I posted this thread to the email@example.com mailing list to gather feedback from the IANA time zone maintainers, and I thought I would forward on some of the comments from Paul Eggert’s response, along with my responses:
I am going to update this to clarify, but I think this is mostly covered by the caching behavior described in the section on constructors, once I make explicit the assumption that the full time zone data must be eagerly read into memory at construction (rather than being implemented in terms of system calls or something of that nature). With that assumption in place, the answer is that the data is updated whenever a cache miss occurs - the first time any given zone is constructed or, depending on the implementation, the first time it is constructed after a previous version has been ejected from the cache (in the reference implementation, we use a “strong” LRU cache of 8 zones and an unbound “weak” cache, so if you construct 9 zones and hold no references to any of them, constructing the first one again will be a cache miss, and the other 8 will be a cache hit).
This does mean that if you call
ZoneInfo("America/New_York") when your installed zoneinfo data is 2019c and then you upgrade to 2020a and call
ZoneInfo("US/Eastern"), the two objects may have different behaviors, but I think this is mainly unavoidable without a pretty significant performance impact.
I have made some minor changes to the wording of the constructors text and added a section to clarify this.
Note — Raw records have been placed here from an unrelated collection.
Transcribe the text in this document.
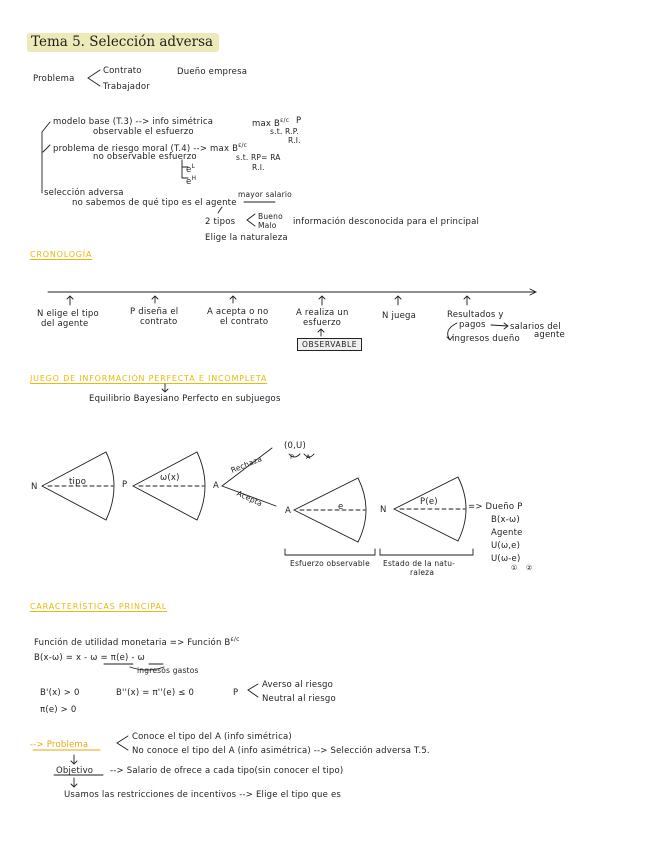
Tema 5. Selección adversa
Problema
Contrato	Dueño empresa
Trabajador
modelo base (T.3) --> info simétrica	$\max B^{\varepsilon/c}$ P
observable el esfuerzo	s.t. R.P.
R.I.
problema de riesgo moral (T.4) --> $\max B^{\varepsilon/c}$
no observable esfuerzo	s.t. RP= RA
R.I.
$e^L$
$e^H$
selección adversa
no sabemos de qué tipo es el agente
mayor salario
2 tipos
Bueno
Malo información desconocida para el principal
Elige la naturaleza
CRONOLOGÍA
N elige el tipo
del agente
P diseña el
contrato
A acepta o no
el contrato
A realiza un
esfuerzo
OBSERVABLE
N juega	Resultados y
pagos	salarios del
agente
ingresos dueño
JUEGO DE INFORMACIÓN PERFECTA E INCOMPLETA
Equilibrio Bayesiano Perfecto en subjuegos
N	tipo	P
ω(x)
A
Rechaza
Acepta
(0,U)
P A
A	e	N
P(e)	=> Dueño P
B(x-ω)
Agente
U(ω,e)
U(ω-e)
① ②
Esfuerzo observable Estado de la natu-
raleza
CARACTERÍSTICAS PRINCIPAL
Función de utilidad monetaria => Función $B^{\varepsilon/c}$
B(x-ω) = x - ω = π(e) - ω
ingresos gastos
B'(x) > 0	B''(x) = π''(e) ≤ 0	P
Averso al riesgo
Neutral al riesgo
π(e) > 0
--> Problema
Conoce el tipo del A (info simétrica)
No conoce el tipo del A (info asimétrica) --> Selección adversa T.5.
Objetivo --> Salario de ofrece a cada tipo(sin conocer el tipo)
Usamos las restricciones de incentivos --> Elige el tipo que es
Beyond the fact that I plan to ship non-“zone” files in the tzdata fallback package (and thus include the leap seconds), leap seconds are out of scope for this proposal. Python’s datetime type has no support for leap seconds currently, and other than being tracked in the same database, I think they’re at least somewhat orthogonal to the primary problem we’re solving here (a tzinfo implementation).
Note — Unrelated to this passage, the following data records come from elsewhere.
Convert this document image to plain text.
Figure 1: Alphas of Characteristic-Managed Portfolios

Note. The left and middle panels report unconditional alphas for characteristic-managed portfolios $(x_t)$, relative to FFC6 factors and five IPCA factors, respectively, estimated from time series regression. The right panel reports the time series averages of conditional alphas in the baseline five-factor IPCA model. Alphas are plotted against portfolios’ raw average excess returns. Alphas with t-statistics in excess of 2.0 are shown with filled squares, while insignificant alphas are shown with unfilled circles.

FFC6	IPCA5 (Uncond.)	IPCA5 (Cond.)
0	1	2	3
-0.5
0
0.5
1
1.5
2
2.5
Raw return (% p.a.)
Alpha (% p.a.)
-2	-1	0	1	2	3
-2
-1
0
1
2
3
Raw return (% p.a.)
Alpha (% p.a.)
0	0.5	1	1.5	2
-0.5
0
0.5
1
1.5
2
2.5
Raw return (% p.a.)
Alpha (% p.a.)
Leap second support is on my long list of improvements for the datetime module, so I’ll probably get around to it at some point in the future.
I have added a subsection on leap seconds to the “Rejected ideas” section
Yes, I will have to look into this. My main concern is that my hope is to try to use a time zone data source that can be managed at the system level, independent of language stack. I will admit to never having looked into the details, but I was under the impression that tzdist was something that the system would consume, rather than individual programs, is that wrong?
I also am not clear - are there public tzdist servers, or is the suggestion that we would have a Python-specific tzdist service and end users would subscribe to it for updates?
I’m mainly asking because I decided early on (on some very good advice) that effectively distributing the data is a big enough task on its own that it would bog down the initial implementation to try and handle both at once, so my goal with this is to get something that will work if you have the data, and provide a reasonable way to get the data and handle the data distribution in a separate proposal. If tzdist is consistent with a backwards compatible upgrade from a version using TZif files at some point in the future, I’m happy to put it off as, “We should look into this when we try to solve the distribution problem.” It sorta seems like it should be possible to seamlessly transition from system files to tzdist (at least depending on how strong our promises are about the tz search path, anyway).
Note: This is an open action item and I am waiting for either a response or to do a bit more digging and get the answers to this question, but I suspect that we will want to hold off on TZDIST until a later PEP.
Additionally, Matt Johnson-Pint (who works at Microsoft, though he gave me no indication that he was speaking as a representative of Microsoft) pointed me at the new ICU Time Zone API in Windows 10, and so I’ve removed the rejected “Windows native support” and added a new section under “Open issues” detailing a path forward on Windows and the remaining open questions there.